Kapelle im Oberdorf

Die Kapelle im Oberdorf

Es war in der Zeit nach dem schrecklichen 30-jährigen Krieg. Da lebte am südlichen Ende von Nattenhausen ein armer Zimmermann, der für elf Kinder und eine kranke Frau sorgen musste. Als nun die Frau auf den Tod darniederlag und der Mann in seiner Sorge nicht mehr Rat und Hilfe wusste, gab er Gott das Gelübde, er werde zu Ehren der Mutter Gottes eine Kapelle erbauen, wenn seine Frau wieder gesund würde. Die Frau genas wirklich, aber die Not blieb, so verging Jahr um Jahr, ohne dass der Zimmermann sein Versprechen einlösen konnte. Er starb schließlich eines plötzlichen Todes und nahm sein unerfülltes Versprechen mit ins Grab. Die ältesten Kinder waren mittlerweile schon in der Lage, ihr Brot selbst zu verdienen und darüber hinaus noch etwas zum Unterhalt der kleinen Geschwister beizusteuern, so dass die Witwe wenigstens der größten Sorge enthoben war.

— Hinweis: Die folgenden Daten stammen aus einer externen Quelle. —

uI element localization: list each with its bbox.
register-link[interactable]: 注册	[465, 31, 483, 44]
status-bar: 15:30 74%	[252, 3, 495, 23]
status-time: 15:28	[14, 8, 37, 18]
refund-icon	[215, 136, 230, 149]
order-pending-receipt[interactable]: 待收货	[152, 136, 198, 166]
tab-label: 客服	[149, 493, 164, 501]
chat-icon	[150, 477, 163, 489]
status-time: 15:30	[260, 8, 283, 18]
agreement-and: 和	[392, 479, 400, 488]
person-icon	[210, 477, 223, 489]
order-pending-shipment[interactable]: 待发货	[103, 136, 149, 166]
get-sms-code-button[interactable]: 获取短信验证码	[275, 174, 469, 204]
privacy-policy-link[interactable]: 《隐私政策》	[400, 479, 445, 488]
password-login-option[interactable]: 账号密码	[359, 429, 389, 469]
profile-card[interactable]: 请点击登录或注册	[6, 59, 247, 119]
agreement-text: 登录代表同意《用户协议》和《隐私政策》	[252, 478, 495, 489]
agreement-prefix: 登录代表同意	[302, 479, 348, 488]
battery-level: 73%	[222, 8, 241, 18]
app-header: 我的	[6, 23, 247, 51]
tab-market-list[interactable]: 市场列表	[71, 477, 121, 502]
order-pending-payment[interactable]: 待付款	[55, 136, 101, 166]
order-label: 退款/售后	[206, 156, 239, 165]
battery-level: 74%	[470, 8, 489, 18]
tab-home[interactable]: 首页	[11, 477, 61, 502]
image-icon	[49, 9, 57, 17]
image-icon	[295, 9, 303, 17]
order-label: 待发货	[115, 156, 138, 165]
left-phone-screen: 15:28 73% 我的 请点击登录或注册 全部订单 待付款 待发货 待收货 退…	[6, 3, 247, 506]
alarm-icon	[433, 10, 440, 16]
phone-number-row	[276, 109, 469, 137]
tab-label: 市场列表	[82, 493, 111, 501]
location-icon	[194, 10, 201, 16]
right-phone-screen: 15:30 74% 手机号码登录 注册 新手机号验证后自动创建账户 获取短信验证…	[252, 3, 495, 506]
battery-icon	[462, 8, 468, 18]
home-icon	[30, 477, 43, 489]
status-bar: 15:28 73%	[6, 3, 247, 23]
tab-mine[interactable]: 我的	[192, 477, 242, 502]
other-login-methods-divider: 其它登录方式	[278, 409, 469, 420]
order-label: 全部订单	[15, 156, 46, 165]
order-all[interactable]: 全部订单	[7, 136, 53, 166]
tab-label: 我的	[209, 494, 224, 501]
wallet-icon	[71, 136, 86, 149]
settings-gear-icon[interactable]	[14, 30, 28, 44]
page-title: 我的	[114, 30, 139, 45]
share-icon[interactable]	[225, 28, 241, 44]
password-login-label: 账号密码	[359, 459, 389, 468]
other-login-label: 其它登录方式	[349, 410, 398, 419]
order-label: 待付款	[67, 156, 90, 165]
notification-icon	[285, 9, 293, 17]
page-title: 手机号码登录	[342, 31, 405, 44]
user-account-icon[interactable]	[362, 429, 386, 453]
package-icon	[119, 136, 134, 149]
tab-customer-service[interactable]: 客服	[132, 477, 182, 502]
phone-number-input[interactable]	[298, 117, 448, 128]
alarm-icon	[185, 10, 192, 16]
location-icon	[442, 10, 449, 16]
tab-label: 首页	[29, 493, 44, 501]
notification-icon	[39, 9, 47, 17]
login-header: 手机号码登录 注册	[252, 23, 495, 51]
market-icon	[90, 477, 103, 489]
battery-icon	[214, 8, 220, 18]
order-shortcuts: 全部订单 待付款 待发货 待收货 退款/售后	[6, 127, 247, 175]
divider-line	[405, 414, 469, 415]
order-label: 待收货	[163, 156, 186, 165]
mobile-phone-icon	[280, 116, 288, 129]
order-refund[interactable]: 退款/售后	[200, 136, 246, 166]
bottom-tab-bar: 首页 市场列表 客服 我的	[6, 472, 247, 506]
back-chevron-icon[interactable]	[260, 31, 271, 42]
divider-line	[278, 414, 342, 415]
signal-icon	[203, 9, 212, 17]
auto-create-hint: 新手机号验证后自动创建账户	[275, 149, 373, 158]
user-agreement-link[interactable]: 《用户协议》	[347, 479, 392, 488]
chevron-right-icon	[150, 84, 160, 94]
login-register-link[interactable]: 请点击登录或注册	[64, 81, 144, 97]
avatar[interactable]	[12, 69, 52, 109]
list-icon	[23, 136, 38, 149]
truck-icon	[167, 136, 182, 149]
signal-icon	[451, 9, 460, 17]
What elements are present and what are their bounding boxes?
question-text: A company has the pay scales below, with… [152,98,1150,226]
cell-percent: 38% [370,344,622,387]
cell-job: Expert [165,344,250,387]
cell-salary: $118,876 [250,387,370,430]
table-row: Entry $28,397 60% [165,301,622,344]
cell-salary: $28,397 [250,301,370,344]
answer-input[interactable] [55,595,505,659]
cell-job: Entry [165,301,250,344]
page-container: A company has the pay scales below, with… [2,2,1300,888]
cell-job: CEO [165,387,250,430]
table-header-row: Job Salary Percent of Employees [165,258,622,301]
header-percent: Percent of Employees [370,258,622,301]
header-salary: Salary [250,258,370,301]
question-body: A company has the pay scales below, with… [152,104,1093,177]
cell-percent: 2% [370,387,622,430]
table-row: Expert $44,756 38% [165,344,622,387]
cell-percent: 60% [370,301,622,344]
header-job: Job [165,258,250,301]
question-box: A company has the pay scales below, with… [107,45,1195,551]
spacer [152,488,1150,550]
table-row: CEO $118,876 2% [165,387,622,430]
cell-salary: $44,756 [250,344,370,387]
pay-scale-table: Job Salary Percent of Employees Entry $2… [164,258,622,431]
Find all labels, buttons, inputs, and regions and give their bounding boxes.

Aber das Lachen hatte keine Heimstatt mehr im Zimmermannshaus; denn allnächtlich ging ein Seufzen und Stöhnen durch die Räume. Oftmals schrie das jüngste Kind entsetzlich auf, weil es eine geisterhafte Gestalt durch die Stube schweben sah. Die anderen hörten zwar die Klagetöne, konnten aber den Geist nicht sehen. Sie wussten freilich, dass es nur der tote Vater sein konnte, der aus irgendeinem Grund im Grab keine Ruhe fand. In ihrer Angst ging die Zimmermannswitwe schließlich schweren Herzens zum Ortsgeistlichen, einem Prämonstratenserpater aus Roggenburg. Dieser gab den Rat, das jüngste Kind solle den Geist fragen, was man für ihn tun könne. Dies geschah, und sofort dankte der Geist für die Frage, die den Bann gebrochen hatte. Er erzählte nun, auch für die anderen hörbar, dass er seinen Verspruch nicht eingelöst habe und deshalb umgehen müsse, bis die Kapelle erbaut wäre. Schon am nächsten Tag gingen die Söhne an den Bau der hölzernen Kapelle, die bald fertig war. Von dieser Zeit an kam der Geist nie wieder.

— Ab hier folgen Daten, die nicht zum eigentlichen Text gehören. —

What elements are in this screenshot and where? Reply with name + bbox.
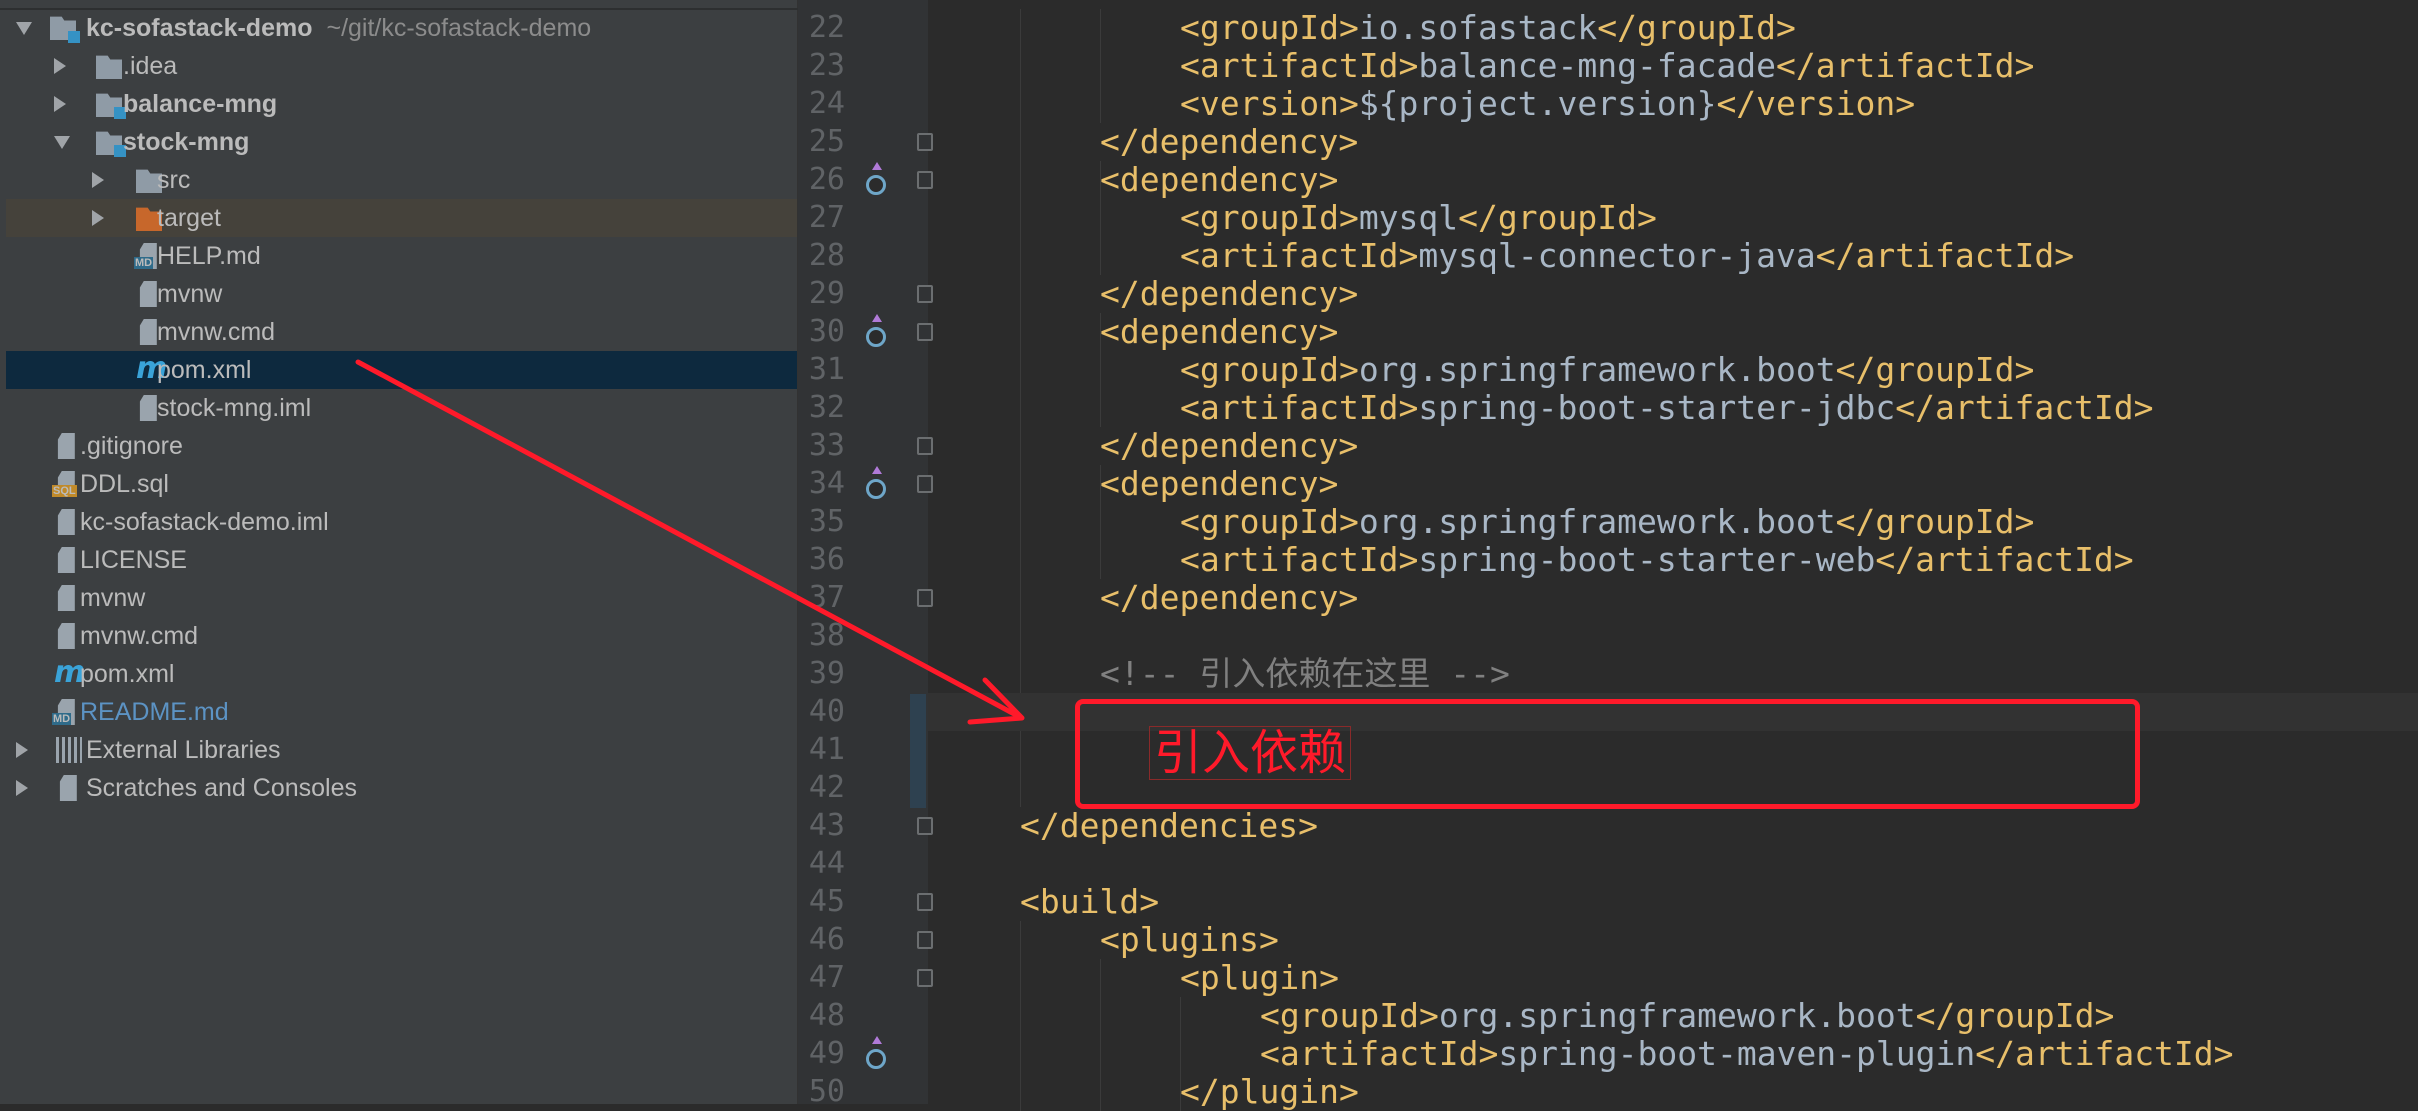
annotation-label: 引入依赖 xyxy=(1149,726,1352,780)
annotation-arrow xyxy=(355,359,1025,725)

Um dieselbe Zeit fand man im Waldteil „Butzenwinkel“ ein Marienbild, das die Schweden irgendwo geraubt und dort weggeworfen hatten. Es war, obwohl es jahrelang im Freien gelegen hatte, völlig unversehrt geblieben. Die Nattenhauser errichteten am Altbach in der Nähe der Salzsteig eine Säule mit einer Nische und stellten das Bild darin auf.

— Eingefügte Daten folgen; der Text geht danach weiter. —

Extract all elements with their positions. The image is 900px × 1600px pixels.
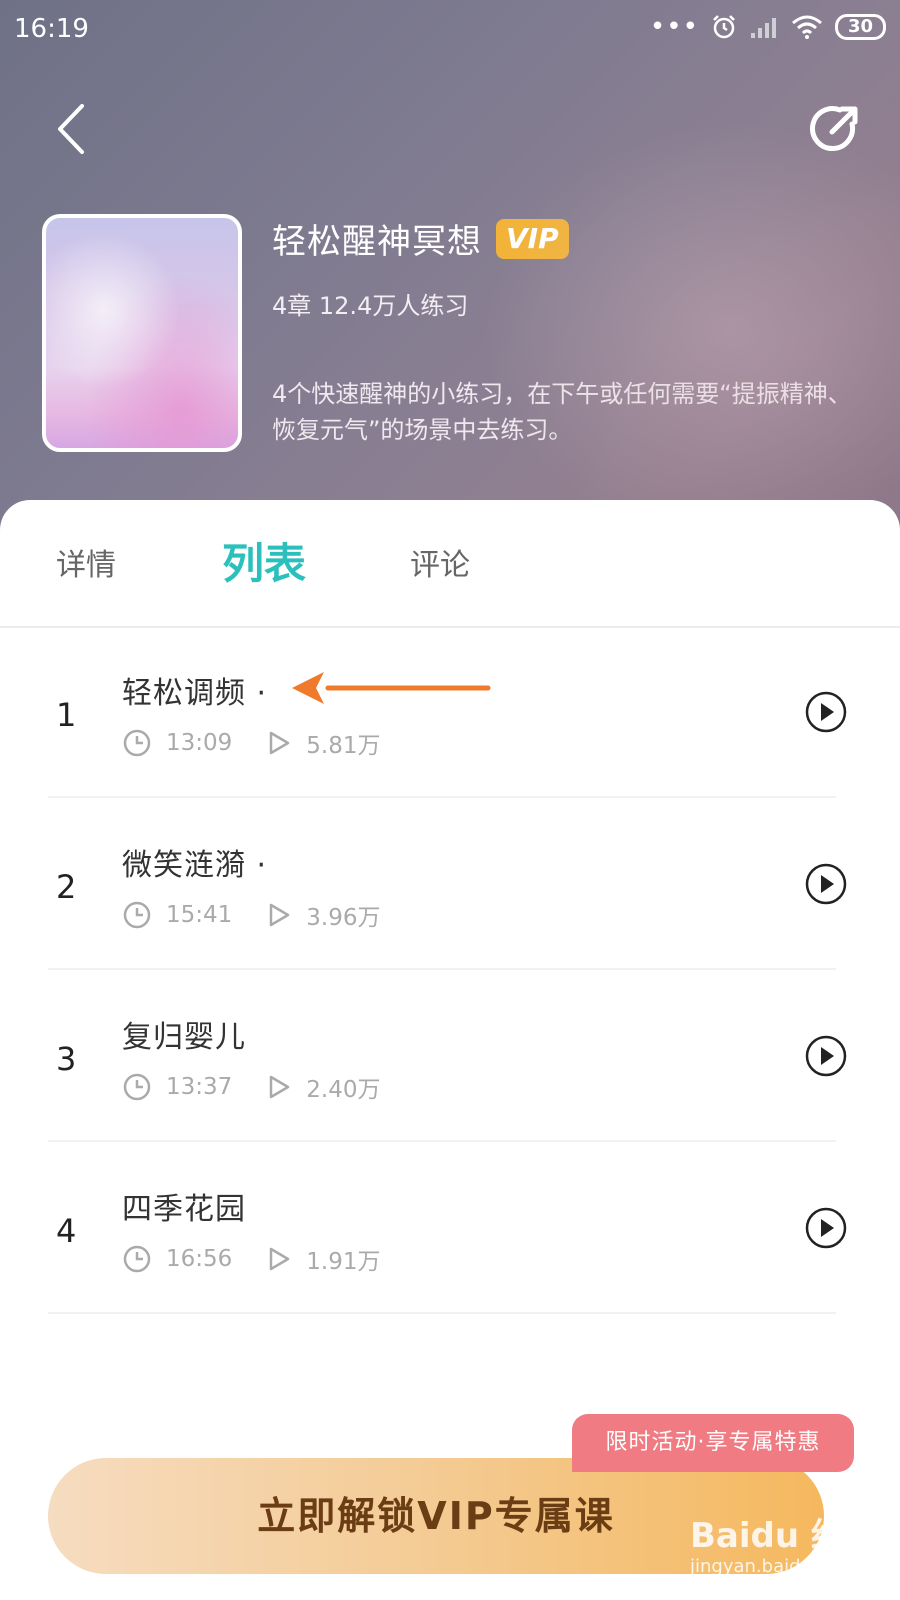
track-index: 3 [56, 1040, 77, 1078]
play-button-icon[interactable] [804, 1206, 848, 1250]
course-stats: 4章 12.4万人练习 [272, 292, 469, 320]
track-title: 轻松调频 · [122, 676, 268, 711]
course-title: 轻松醒神冥想 [272, 222, 482, 262]
clock-icon [123, 1245, 151, 1273]
more-dots-icon: ••• [649, 12, 699, 42]
watermark-brand: Baidu 经验 [690, 1516, 879, 1556]
track-play-count: 1.91万 [306, 1249, 381, 1275]
track-row[interactable]: 2 微笑涟漪 · 15:41 3.96万 [0, 798, 900, 970]
tab-details[interactable]: 详情 [56, 540, 116, 584]
play-count-icon [270, 903, 290, 927]
course-cover-image [42, 214, 242, 452]
tab-bar: 详情 列表 评论 [0, 500, 900, 628]
play-count-icon [270, 1075, 290, 1099]
track-index: 1 [56, 696, 77, 734]
share-button[interactable] [808, 102, 862, 156]
track-title: 复归婴儿 [122, 1020, 246, 1055]
watermark-url: jingyan.baidu.com [690, 1556, 857, 1577]
track-title: 微笑涟漪 · [122, 848, 268, 883]
play-button-icon[interactable] [804, 862, 848, 906]
play-button-icon[interactable] [804, 1034, 848, 1078]
tab-comments[interactable]: 评论 [410, 540, 470, 584]
status-icons: ••• 30 [650, 14, 886, 40]
battery-indicator: 30 [834, 14, 886, 40]
track-meta: 13:09 5.81万 [122, 726, 381, 760]
row-divider [48, 1312, 836, 1314]
track-meta: 15:41 3.96万 [122, 898, 381, 932]
track-row[interactable]: 1 轻松调频 · 13:09 5.81万 [0, 626, 900, 798]
play-count-icon [270, 731, 290, 755]
course-header: 16:19 ••• 30 轻松醒神冥想 VIP 4章 12.4万人练习 4个快速… [0, 0, 900, 540]
track-duration: 16:56 [166, 1246, 233, 1272]
track-index: 4 [56, 1212, 77, 1250]
play-button-icon[interactable] [804, 690, 848, 734]
track-play-count: 3.96万 [306, 905, 381, 931]
watermark-logo: Baidu 经验 jingyan.baidu.com [690, 1508, 890, 1588]
course-title-row: 轻松醒神冥想 VIP [272, 214, 569, 263]
track-title: 四季花园 [122, 1192, 246, 1227]
track-play-count: 2.40万 [306, 1077, 381, 1103]
vip-badge: VIP [496, 218, 569, 259]
status-bar: 16:19 ••• 30 [0, 0, 900, 60]
back-button[interactable] [52, 102, 92, 156]
alarm-icon [713, 15, 735, 39]
track-row[interactable]: 4 四季花园 16:56 1.91万 [0, 1142, 900, 1314]
play-count-icon [270, 1247, 290, 1271]
share-icon [810, 106, 858, 152]
chevron-left-icon [58, 104, 84, 154]
status-time: 16:19 [14, 14, 89, 44]
track-duration: 13:09 [166, 730, 233, 756]
track-row[interactable]: 3 复归婴儿 13:37 2.40万 [0, 970, 900, 1142]
track-play-count: 5.81万 [306, 733, 381, 759]
track-meta: 16:56 1.91万 [122, 1242, 381, 1276]
clock-icon [123, 729, 151, 757]
tab-list[interactable]: 列表 [222, 530, 306, 591]
track-index: 2 [56, 868, 77, 906]
wifi-icon [791, 15, 822, 39]
track-duration: 13:37 [166, 1074, 233, 1100]
track-duration: 15:41 [166, 902, 233, 928]
track-meta: 13:37 2.40万 [122, 1070, 381, 1104]
promo-tag: 限时活动·享专属特惠 [572, 1414, 854, 1472]
course-description: 4个快速醒神的小练习，在下午或任何需要“提振精神、恢复元气”的场景中去练习。 [272, 380, 852, 444]
clock-icon [123, 1073, 151, 1101]
signal-icon [750, 18, 776, 38]
annotation-arrow-icon [292, 672, 491, 704]
clock-icon [123, 901, 151, 929]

Jahrzehnte später betete einmal in der von den Zimmermannssöhnen errichteten Holzkapelle ein Kind mit seiner Mutter. Plötzlich zeigte das Kleine auf einen leeren Fleck an der Wand und rief: „Mami, schau nur das schöne Bild!“ Die Mutter wunderte sich, denn sie konnte nichts sehen. Das Kind aber beschrieb das Bild so genau, dass die Mutter erkannte, es müsse die Mutter Gottes in der Säulennische am Altbach sein. Die Mutter eilte mit ihrem Mädchen heim und berichtete von dem Erlebnis im Oberdorf. Alt und jung, groß und klein zog betend in Prozession zur Bildsäule und dann mit dem Marienbild zur Kapelle. Hier fand das Bild seinen Platz an der Stelle, an der das Kind die Erscheinung erblickt hatte. Bald galt das Bild Mariens als wundertätig. Nach und nach kamen aus der ganzen Umgebung Pilger und manche Votivtafel erzählt von Gebetserhörungen. Fast zweihundert Jahre lang stand die hölzerne Kapelle. Im Jahre 1830 wurde sie von den Geschwistern Rittler in ihrer heutigen Form gebaut. Aber Wallfahrtsort ist sie nicht geblieben. Doch findet sich immer wieder eine freundliche Hand, die das Bild der Gottesmutter mit Blumen ziert.